An experimental study of granite fracture micromechanisms during three-point bending based on reconstruction of the seismic moment tensor components for acoustic emission events has been carried out. An original three-stage algorithm for refining and rejecting solutions for the seismic moment tensor of acoustic emission events is proposed, based on a hybrid iterative algorithm and the jackknife resampling method. After the formation of a catalog of acoustic emission events with a stable solution, their mechanisms were analyzed. It is shown that in the case of three-point bending of granite, acoustic emission events are localized in the zone of formation of the future main crack. It has been found that granite bending is accompanied by the formation and development of normal opening cracks with an additional shear component of varying intensity. The kinematics of the found mechanisms of acoustic emission events corresponds to the configuration of loads applied to the sample. The shear component is caused by the microstructural inhomogeneity of the sample. Variations in the orientations of the axes of maximum deviatoric compression (P-axis) and tension (T-axis) are determined, which are associated with the variability of the local stress-strain state of the material near acoustic emission sources. It is shown that the instantaneous magnitudes of acoustic emission events obey the Gutenberg–Richter law.

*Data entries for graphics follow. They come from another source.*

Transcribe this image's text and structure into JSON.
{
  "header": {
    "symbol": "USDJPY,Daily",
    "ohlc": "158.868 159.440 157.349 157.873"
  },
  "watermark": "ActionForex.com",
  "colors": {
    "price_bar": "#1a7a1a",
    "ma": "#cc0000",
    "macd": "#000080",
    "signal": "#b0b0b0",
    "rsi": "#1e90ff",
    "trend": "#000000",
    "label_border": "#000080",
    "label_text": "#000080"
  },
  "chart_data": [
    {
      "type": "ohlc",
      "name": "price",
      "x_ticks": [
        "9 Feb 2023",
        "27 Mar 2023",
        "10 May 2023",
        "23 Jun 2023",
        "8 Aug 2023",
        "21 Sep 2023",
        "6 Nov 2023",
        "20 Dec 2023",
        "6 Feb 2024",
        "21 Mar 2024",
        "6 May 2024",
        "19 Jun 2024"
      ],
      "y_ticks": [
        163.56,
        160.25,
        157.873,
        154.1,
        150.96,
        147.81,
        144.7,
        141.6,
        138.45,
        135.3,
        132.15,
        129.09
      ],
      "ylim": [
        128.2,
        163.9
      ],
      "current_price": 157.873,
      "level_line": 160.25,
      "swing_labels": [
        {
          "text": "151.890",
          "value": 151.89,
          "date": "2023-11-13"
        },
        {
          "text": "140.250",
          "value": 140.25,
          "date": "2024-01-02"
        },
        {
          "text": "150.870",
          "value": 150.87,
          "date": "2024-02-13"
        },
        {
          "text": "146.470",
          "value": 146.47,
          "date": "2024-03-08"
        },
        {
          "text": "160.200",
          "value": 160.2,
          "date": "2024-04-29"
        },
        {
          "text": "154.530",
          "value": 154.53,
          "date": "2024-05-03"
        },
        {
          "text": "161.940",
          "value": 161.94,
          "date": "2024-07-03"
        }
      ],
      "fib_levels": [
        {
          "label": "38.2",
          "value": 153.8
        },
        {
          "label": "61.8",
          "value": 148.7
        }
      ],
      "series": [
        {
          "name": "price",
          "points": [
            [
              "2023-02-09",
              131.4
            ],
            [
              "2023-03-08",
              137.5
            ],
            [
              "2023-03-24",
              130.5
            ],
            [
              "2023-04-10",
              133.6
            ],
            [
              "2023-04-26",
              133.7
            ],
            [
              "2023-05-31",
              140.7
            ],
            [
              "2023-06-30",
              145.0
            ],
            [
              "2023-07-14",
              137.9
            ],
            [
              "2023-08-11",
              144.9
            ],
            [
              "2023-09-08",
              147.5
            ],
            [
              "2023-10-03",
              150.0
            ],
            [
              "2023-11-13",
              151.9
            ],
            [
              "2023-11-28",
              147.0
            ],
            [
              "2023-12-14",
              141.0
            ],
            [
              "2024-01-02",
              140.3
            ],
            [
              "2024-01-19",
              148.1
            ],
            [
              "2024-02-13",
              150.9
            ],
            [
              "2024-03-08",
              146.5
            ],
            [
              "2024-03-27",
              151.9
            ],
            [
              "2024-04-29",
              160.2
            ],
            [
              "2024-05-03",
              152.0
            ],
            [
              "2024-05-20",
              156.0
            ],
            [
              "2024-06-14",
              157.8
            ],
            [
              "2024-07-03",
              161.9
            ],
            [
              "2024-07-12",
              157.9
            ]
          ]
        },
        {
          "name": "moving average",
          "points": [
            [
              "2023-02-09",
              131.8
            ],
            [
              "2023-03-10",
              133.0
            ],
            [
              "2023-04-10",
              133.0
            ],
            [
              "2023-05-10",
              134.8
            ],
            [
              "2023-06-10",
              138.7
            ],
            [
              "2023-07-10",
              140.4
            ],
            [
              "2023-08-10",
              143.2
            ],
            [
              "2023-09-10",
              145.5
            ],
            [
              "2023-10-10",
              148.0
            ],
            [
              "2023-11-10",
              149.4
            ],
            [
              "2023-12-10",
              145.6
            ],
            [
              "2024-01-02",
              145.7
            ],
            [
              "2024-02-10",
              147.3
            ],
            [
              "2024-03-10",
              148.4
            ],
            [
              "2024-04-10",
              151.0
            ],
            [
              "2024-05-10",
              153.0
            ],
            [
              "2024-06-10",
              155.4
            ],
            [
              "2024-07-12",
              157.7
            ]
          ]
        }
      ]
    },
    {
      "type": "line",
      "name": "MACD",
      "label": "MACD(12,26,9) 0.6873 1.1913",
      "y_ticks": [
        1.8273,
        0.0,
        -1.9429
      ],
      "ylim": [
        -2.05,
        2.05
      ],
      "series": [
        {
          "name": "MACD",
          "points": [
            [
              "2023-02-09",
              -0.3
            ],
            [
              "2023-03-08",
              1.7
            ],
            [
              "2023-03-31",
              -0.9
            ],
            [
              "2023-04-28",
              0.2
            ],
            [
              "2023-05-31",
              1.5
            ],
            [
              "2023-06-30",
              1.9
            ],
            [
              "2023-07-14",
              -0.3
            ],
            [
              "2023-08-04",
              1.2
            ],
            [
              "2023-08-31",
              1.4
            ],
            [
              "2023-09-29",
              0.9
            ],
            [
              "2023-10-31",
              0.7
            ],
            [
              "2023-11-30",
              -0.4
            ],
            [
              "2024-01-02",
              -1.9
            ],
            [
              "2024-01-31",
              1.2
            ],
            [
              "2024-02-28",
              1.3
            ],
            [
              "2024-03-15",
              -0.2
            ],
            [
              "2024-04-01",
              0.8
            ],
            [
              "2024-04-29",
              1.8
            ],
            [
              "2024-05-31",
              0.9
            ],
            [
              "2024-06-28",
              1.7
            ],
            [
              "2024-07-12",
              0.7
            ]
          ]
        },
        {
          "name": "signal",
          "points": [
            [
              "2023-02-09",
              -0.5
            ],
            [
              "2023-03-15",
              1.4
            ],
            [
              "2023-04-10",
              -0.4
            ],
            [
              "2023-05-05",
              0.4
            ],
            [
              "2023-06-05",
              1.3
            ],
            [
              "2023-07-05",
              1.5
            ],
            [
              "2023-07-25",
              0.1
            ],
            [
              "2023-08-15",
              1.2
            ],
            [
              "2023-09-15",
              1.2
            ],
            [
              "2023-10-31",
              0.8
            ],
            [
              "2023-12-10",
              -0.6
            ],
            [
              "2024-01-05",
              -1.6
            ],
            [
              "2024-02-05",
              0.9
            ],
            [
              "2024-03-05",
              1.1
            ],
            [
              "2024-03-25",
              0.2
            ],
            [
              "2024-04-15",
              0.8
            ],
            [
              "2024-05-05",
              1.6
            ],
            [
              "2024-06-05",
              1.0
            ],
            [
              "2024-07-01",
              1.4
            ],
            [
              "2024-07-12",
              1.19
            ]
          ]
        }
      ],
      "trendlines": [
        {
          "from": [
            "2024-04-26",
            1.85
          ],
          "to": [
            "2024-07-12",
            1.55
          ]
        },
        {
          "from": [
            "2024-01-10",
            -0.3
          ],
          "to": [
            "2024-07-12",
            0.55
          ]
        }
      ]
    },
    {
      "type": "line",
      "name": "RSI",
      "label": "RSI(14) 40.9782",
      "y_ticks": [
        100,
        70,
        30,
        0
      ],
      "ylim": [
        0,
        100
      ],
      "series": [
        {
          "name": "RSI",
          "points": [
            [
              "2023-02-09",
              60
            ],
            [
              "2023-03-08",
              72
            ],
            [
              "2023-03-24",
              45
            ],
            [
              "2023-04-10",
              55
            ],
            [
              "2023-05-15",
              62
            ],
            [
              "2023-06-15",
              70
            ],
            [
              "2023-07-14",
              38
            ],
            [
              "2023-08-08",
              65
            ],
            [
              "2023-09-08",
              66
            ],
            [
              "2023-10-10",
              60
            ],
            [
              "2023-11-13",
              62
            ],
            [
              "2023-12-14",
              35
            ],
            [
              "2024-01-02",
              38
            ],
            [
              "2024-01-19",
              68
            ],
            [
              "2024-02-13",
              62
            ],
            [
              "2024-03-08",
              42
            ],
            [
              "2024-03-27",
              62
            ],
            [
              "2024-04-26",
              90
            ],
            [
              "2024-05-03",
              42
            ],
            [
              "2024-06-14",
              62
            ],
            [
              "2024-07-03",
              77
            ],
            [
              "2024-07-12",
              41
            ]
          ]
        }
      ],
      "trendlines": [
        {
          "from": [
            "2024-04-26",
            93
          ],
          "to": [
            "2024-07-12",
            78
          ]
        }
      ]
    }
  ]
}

基于针对声发射事件的地震矩张量分量的重构，进行了三点弯曲过程中花岗岩断裂微机制的实验研究。在混合迭代算法和折刀重采样方法的基础上，提出了一种原始的三阶段完善和拒绝声发射事件地震矩张量解的算法。在建立具有稳定解决方案的声发射事件目录之后，分析了它们的机理。结果表明，在花岗岩三点弯曲的情况下，声发射事件局限在未来主裂纹的形成区域。已经发现，花岗岩的弯曲伴随着正常的开裂的形成和发展，并带有强度变化的附加剪切分量。找到的声发射事件机理的运动学与施加到样品上的载荷的配置相对应。剪切分量是由样品的微观结构不均匀引起的。最大偏向压缩轴的方向变化（确定了P轴和张力（T轴），它们与声发射源附近的材料的局部应力-应变状态的变化有关。结果表明，声发射事件的瞬时幅度符合古登堡-里希特定律。